CONCEPT Cited by 1 source

IP address fragmentation

IP address fragmentation is the phenomenon where a cluster's available IP address space is distributed across many small subnets such that no single subnet has enough contiguous addresses to launch a new node or pod, even though the total free-IP count across all subnets is ample.

Analogous to memory fragmentation: total free bytes might be fine, but there's no single contiguous block big enough for the allocation.

How it arises in Kubernetes on AWS

EKS deployments carve VPC subnets per AZ, and each node typically draws its pod-network IPs from one subnet:

• Subnet-per-AZ planning — three small subnets (one per AZ) each with a /24 (~256 addresses). Each subnet serves nodes provisioned in that AZ.
• Node-group-per-workload-shape — each node group is pinned to a fixed set of subnets. If one shape dominates, its subnets fill up while others sit unused.
• Pod-per-node density with VPC CNI — each pod can consume one VPC IP, so every node allocates a chunk of IPs per its instance type.

Over time: subnets fill unevenly, and new node provisioning fails with InsufficientFreeAddressesInSubnet even though other subnets have plenty of room.

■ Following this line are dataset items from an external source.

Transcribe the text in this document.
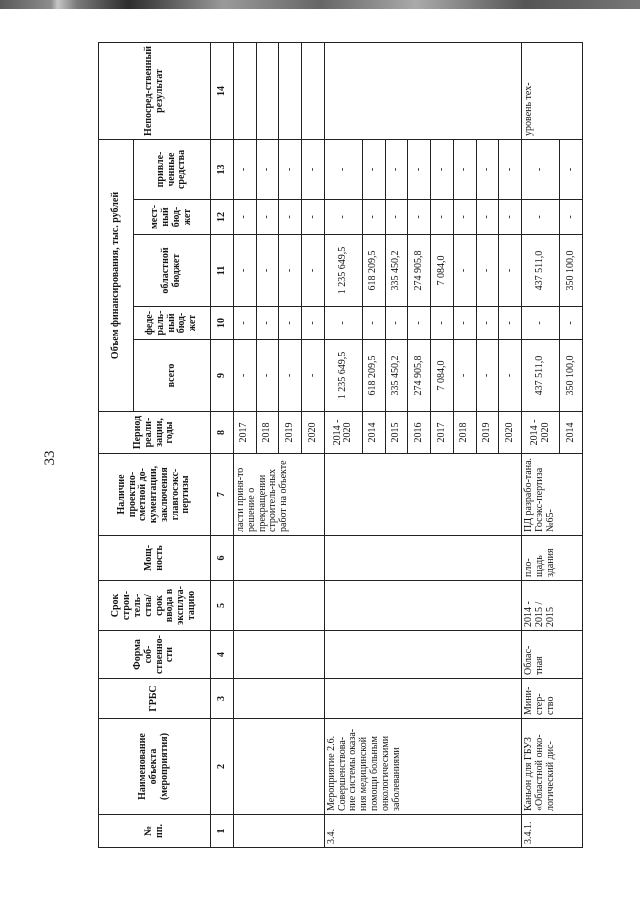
33
№ пп.	Наименование объекта (мероприятия)	ГРБС	Форма соб-ственно-сти	Срок строи-тель-ства/срок ввода в эксплуа-тацию	Мощ-ность	Наличие проектно-сметной до-кументации, заключения главгосэкс-пертизы	Период реали-зации, годы	Объем финансирования, тыс. рублей					Непосред-ственный результат
								всего	феде-раль-ный бюд-жет	областной бюджет	мест-ный бюд-жет	привле-ченные средства	
1	2	3	4	5	6	7	8	9	10	11	12	13	14
						ласти приня-то решение о прекращении строитель-ных работ на объекте	2017	-	-	-	-	-	
							2018	-	-	-	-	-	
							2019	-	-	-	-	-	
							2020	-	-	-	-	-	
3.4.	Мероприятие 2.6. Совершенствова-ние системы оказа-ния медицинской помощи больным онкологическими заболеваниями						2014 - 2020	1 235 649,5	-	1 235 649,5	-	-	
							2014	618 209,5	-	618 209,5	-	-	
							2015	335 450,2	-	335 450,2	-	-	
							2016	274 905,8	-	274 905,8	-	-	
							2017	7 084,0	-	7 084,0	-	-	
							2018	-	-	-	-	-	
							2019	-	-	-	-	-	
							2020	-	-	-	-	-	
3.4.1.	Каньон для ГБУЗ «Областной онко-логический дис-	Мини-стер-ство	Облас-тная	2014 - 2015 / 2015	пло-щадь здания	ПД разрабо-тана. Госэкс-пертиза №65-	2014 - 2020	437 511,0	-	437 511,0	-	-	уровень тех-
							2014	350 100,0	-	350 100,0	-	-	
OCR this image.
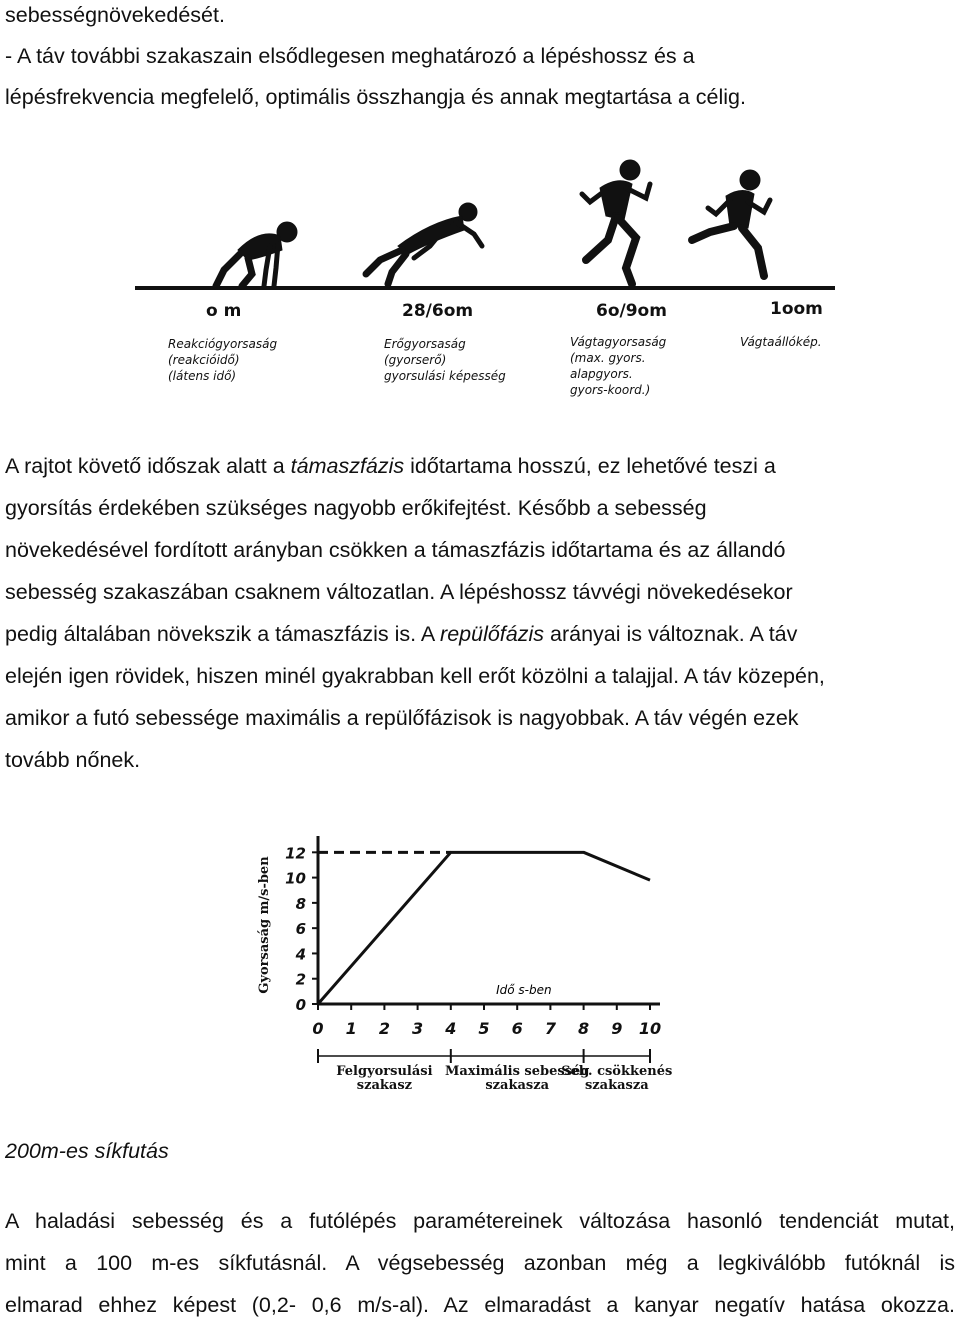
sebességnövekedését.
- A táv további szakaszain elsődlegesen meghatározó a lépéshossz és a
lépésfrekvencia megfelelő, optimális összhangja és annak megtartása a célig.
o m	28/6om	6o/9om	1oom
Reakciógyorsaság
(reakcióidő)
(látens idő)
Erőgyorsaság
(gyorserő)
gyorsulási képesség
Vágtagyorsaság
(max. gyors.
alapgyors.
gyors-koord.)
Vágtaállókép.
A rajtot követő időszak alatt a támaszfázis időtartama hosszú, ez lehetővé teszi a
gyorsítás érdekében szükséges nagyobb erőkifejtést. Később a sebesség
növekedésével fordított arányban csökken a támaszfázis időtartama és az állandó
sebesség szakaszában csaknem változatlan. A lépéshossz távvégi növekedésekor
pedig általában növekszik a támaszfázis is. A repülőfázis arányai is változnak. A táv
elején igen rövidek, hiszen minél gyakrabban kell erőt közölni a talajjal. A táv közepén,
amikor a futó sebessége maximális a repülőfázisok is nagyobbak. A táv végén ezek
tovább nőnek.
0
2
4
6
8
10
12
0 1 2 3 4 5 6 7 8 9 10
Gyorsaság m/s-ben	Idő s-ben
Felgyorsulási
szakasz
Maximális sebesség
szakasza
Seb. csökkenés
szakasza
200m-es síkfutás
A haladási sebesség és a futólépés paramétereinek változása hasonló tendenciát mutat,
mint a 100 m-es síkfutásnál. A végsebesség azonban még a legkiválóbb futóknál is
elmarad ehhez képest (0,2- 0,6 m/s-al). Az elmaradást a kanyar negatív hatása okozza.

The whole cluster is "out of IPs" despite the cluster-wide IP count being fine.

How Karpenter mitigates it

Salesforce's 2026-01-12 post names IP efficiency as a Karpenter win:

"Karpenter further improved IP efficiency by decoupling node provisioning from specific subnets, helping reduce IP fragmentation and exhaustion across the platform." (Source: sources/2026-01-12-aws-salesforce-karpenter-migration-1000-eks-clusters)

The mechanism: one NodePool / EC2NodeClass can be allowed to span many subnets (across AZs, across multiple same-AZ subnets) so Karpenter picks the subnet at provisioning time based on current availability. The scheduler's view is "what subnet has IPs right now?" not "this node group is pinned to these subnets." Free addresses anywhere in the allowed set can be used, which restores the total-free-IP count as the usable ceiling.

Broader context

The same concept shows up elsewhere:

• Container network planning. Per-pod IP density on large nodes (p4d.24xlarge can hold 400+ pods with VPC CNI) makes subnet sizing a first-class capacity problem.
• Service mesh sidecars double IP consumption per pod.
• Multi-cluster fleets — cross-cluster VPC-peering plans have to avoid CIDR collisions, forcing smaller subnets.

Fixes outside of Karpenter:

• Secondary CIDR ranges on the VPC — EKS supports attaching secondary CIDR (e.g. 100.64.0.0/16) dedicated to pod networking.
• IPv6 dual-stack — eliminates the 32-bit address scarcity at the cost of IPv6 operational maturity.
• VPC CNI Custom Networking — pods draw from a separate pool than nodes.

Related

• systems/karpenter — the scheduler whose subnet-agnostic provisioning reduces fragmentation.
• systems/aws-ec2 / VPC — the substrate.
• concepts/availability-zone-balance — sibling cluster-scaling concern that interacts with subnet-per-AZ planning.

Seen in

• sources/2026-01-12-aws-salesforce-karpenter-migration-1000-eks-clusters — Salesforce reports Karpenter's subnet-decoupled provisioning as one of the platform-scale wins of the migration.